Pacific Castaways’ “HELP” Sign Sparks U.S. Rescue Mission

A U.S. Navy and Coast Guard operation recently rescued three mariners stranded on a tiny Pacific Ocean islet for more than a week after the trio spelled out “HELP” using palm fronts laid on a white-sand beach. The mission also unexpectedly turned into a family reunion. The three men had been planning to fish the waters around Pikelot Atol, part of Micronesia, when their 20-foot open skiff was caught by swells and its outboard motor was damaged. They scrambled ashore on the uninhabited island, but their radio ran out of battery power before they could call for help. So, the castaways gathered palm fronds from the 31-acre island, arranged them to spell out “HELP” on the beach, and waited.
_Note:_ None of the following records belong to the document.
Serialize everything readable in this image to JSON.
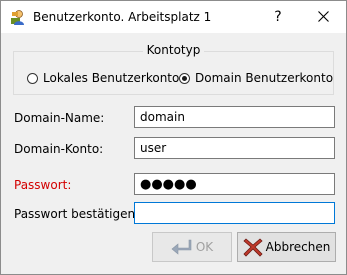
{
  "window": {
    "title": "Benutzerkonto. Arbeitsplatz 1",
    "help_glyph": "?",
    "close_glyph": "✕"
  },
  "account_type": {
    "title": "Kontotyp",
    "options": [
      {
        "label": "Lokales Benutzerkonto",
        "selected": false
      },
      {
        "label": "Domain Benutzerkonto",
        "selected": true
      }
    ]
  },
  "form": {
    "domain_name_label": "Domain-Name:",
    "domain_name_value": "domain",
    "domain_account_label": "Domain-Konto:",
    "domain_account_value": "user",
    "password_label": "Passwort:",
    "password_value": "●●●●●",
    "password_confirm_label": "Passwort bestätigen:",
    "password_confirm_value": ""
  },
  "buttons": {
    "ok_label": "OK",
    "cancel_label": "Abbrechen"
  },
  "colors": {
    "password_label": "#d30000",
    "focus_border": "#0078d7",
    "cancel_icon": "#c0392b"
  }
}
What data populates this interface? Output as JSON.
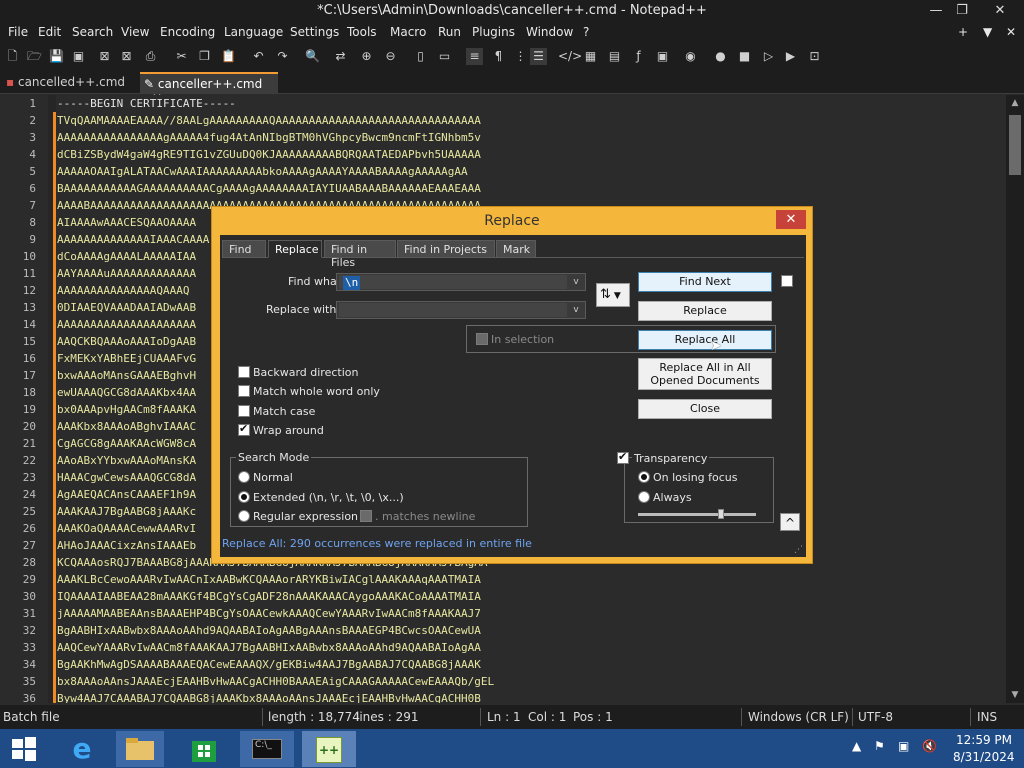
{
  "window": {
    "title": "*C:\\Users\\Admin\\Downloads\\canceller++.cmd - Notepad++",
    "min": "—",
    "max": "❐",
    "close": "✕"
  },
  "menu": [
    "File",
    "Edit",
    "Search",
    "View",
    "Encoding",
    "Language",
    "Settings",
    "Tools",
    "Macro",
    "Run",
    "Plugins",
    "Window",
    "?"
  ],
  "menu_right": {
    "plus": "+",
    "down": "▼",
    "close": "✕"
  },
  "tabs": [
    {
      "label": "cancelled++.cmd",
      "close": "✕"
    },
    {
      "label": "canceller++.cmd",
      "close": "✕"
    }
  ],
  "editor": {
    "line_numbers": [
      "1",
      "2",
      "3",
      "4",
      "5",
      "6",
      "7",
      "8",
      "9",
      "10",
      "11",
      "12",
      "13",
      "14",
      "15",
      "16",
      "17",
      "18",
      "19",
      "20",
      "21",
      "22",
      "23",
      "24",
      "25",
      "26",
      "27",
      "28",
      "29",
      "30",
      "31",
      "32",
      "33",
      "34",
      "35",
      "36"
    ],
    "lines": [
      "-----BEGIN CERTIFICATE-----",
      "TVqQAAMAAAAEAAAA//8AALgAAAAAAAAAQAAAAAAAAAAAAAAAAAAAAAAAAAAAAAAA",
      "AAAAAAAAAAAAAAAAgAAAAA4fug4AtAnNIbgBTM0hVGhpcyBwcm9ncmFtIGNhbm5v",
      "dCBiZSBydW4gaW4gRE9TIG1vZGUuDQ0KJAAAAAAAAABQRQAATAEDAPbvh5UAAAAA",
      "AAAAAOAAIgALATAACwAAAIAAAAAAAAAbkoAAAAgAAAAYAAAABAAAAgAAAAAgAA",
      "BAAAAAAAAAAAGAAAAAAAAAACgAAAAgAAAAAAAAIAYIUAABAAABAAAAAAEAAAEAAA",
      "AAAABAAAAAAAAAAAAAAAAAAAAAAAAAAAAAAAAAAAAAAAAAAAAAAAAAAAAAAAAAAA",
      "AIAAAAwAAACESQAAOAAAA",
      "AAAAAAAAAAAAAAIAAACAAAA",
      "dCoAAAAgAAAALAAAAAIAA",
      "AAYAAAAuAAAAAAAAAAAAA",
      "AAAAAAAAAAAAAAAQAAAQ",
      "0DIAAEQVAAADAAIADwAAB",
      "AAAAAAAAAAAAAAAAAAAAA",
      "AAQCKBQAAAoAAAIoDgAAB",
      "FxMEKxYABhEEjCUAAAFvG",
      "bxwAAAoMAnsGAAAEBghvH",
      "ewUAAAQGCG8dAAAKbx4AA",
      "bx0AAApvHgAACm8fAAAKA",
      "AAAKbx8AAAoABghvIAAAC",
      "CgAGCG8gAAAKAAcWGW8cA",
      "AAoABxYYbxwAAAoMAnsKA",
      "HAAACgwCewsAAAQGCG8dA",
      "AgAAEQACAnsCAAAEF1h9A",
      "AAAKAAJ7BgAABG8jAAAKc",
      "AAAKOaQAAAACewwAAARvI",
      "AHAoJAAACixzAnsIAAAEb",
      "KCQAAAosRQJ7BAAABG8jAAAKAAJ7BAAABG8jAAAKAAJ7BAAABG8jAAAKAAJ7BAgAA",
      "AAAKLBcCewoAAARvIwAACnIxAABwKCQAAAorARYKBiwIACglAAAKAAAqAAATMAIA",
      "IQAAAAIAABEAA28mAAAKGf4BCgYsCgADF28nAAAKAAACAygoAAAKACoAAAATMAIA",
      "jAAAAAMAABEAAnsBAAAEHP4BCgYsOAACewkAAAQCewYAAARvIwAACm8fAAAKAAJ7",
      "BgAABHIxAABwbx8AAAoAAhd9AQAABAIoAgAABgAAAnsBAAAEGP4BCwcsOAACewUA",
      "AAQCewYAAARvIwAACm8fAAAKAAJ7BgAABHIxAABwbx8AAAoAAhd9AQAABAIoAgAA",
      "BgAAKhMwAgDSAAAABAAAEQACewEAAAQX/gEKBiw4AAJ7BgAABAJ7CQAABG8jAAAK",
      "bx8AAAoAAnsJAAAEcjEAAHBvHwAACgACHH0BAAAEAigCAAAGAAAAACewEAAAQb/gEL",
      "Byw4AAJ7CAAABAJ7CQAABG8jAAAKbx8AAAoAAnsJAAAEcjEAAHBvHwAACgACHH0B"
    ]
  },
  "dialog": {
    "title": "Replace",
    "close": "✕",
    "tabs": [
      "Find",
      "Replace",
      "Find in Files",
      "Find in Projects",
      "Mark"
    ],
    "find_what_label": "Find what :",
    "find_what_value": "\\n",
    "replace_with_label": "Replace with :",
    "replace_with_value": "",
    "swap_icon": "⇅",
    "dropdown": "v",
    "in_selection": "In selection",
    "options": [
      {
        "label": "Backward direction",
        "checked": false
      },
      {
        "label": "Match whole word only",
        "checked": false
      },
      {
        "label": "Match case",
        "checked": false
      },
      {
        "label": "Wrap around",
        "checked": true
      }
    ],
    "search_mode_title": "Search Mode",
    "modes": [
      {
        "label": "Normal",
        "selected": false
      },
      {
        "label": "Extended (\\n, \\r, \\t, \\0, \\x...)",
        "selected": true
      },
      {
        "label": "Regular expression",
        "selected": false
      }
    ],
    "matches_newline": ". matches newline",
    "buttons": {
      "find_next": "Find Next",
      "replace": "Replace",
      "replace_all": "Replace All",
      "replace_all_opened": "Replace All in All Opened Documents",
      "close": "Close"
    },
    "transparency_label": "Transparency",
    "transparency_modes": [
      {
        "label": "On losing focus",
        "selected": true
      },
      {
        "label": "Always",
        "selected": false
      }
    ],
    "transparency_level": 0.7,
    "collapse": "^",
    "status_message": "Replace All: 290 occurrences were replaced in entire file"
  },
  "statusbar": {
    "file_type": "Batch file",
    "length": "length : 18,774",
    "lines": "lines : 291",
    "ln": "Ln : 1",
    "col": "Col : 1",
    "pos": "Pos : 1",
    "eol": "Windows (CR LF)",
    "encoding": "UTF-8",
    "mode": "INS"
  },
  "taskbar": {
    "time": "12:59 PM",
    "date": "8/31/2024"
  },
  "colors": {
    "dialog_frame": "#f4b73c",
    "accent_orange": "#f08a24",
    "taskbar": "#1f4b86",
    "status_blue": "#6fa3ef"
  }
}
The names of the stranded men have not been released by the Coast Guard. For a week, the men lived off coconut meat, but they did have fresh water from a small well on the island, which is sometimes visited by fishers in the region. The search for the men began when one of their relatives called rescue officials on Guam, saying they had not returned to Polowat Atoll, an island more than 100 miles away, where the three began their voyage. The Coast Guard said a U.S. Navy reconnaissance jet dispatched from Kadena Air Base on Okinawa, Japan, spotted the sign on the beach and initiated the rescue. The sign was crucial to finding the men in a search area that covered more than 103,000 square miles. The Navy jet dropped survival packs to the three men and relayed their location to the rescue station. A day later, a Coast Guard HC-130 flying from Air Station Barbers Point in Hawaii dropped a radio to the men, who were able to tell the crew they were in good shape and eager for help to get back to Polowat. It turns out that one of the stranded men was a cousin of one of the Coast Guard officers who finally rescued them, so a family reunion was an unexpected bonus.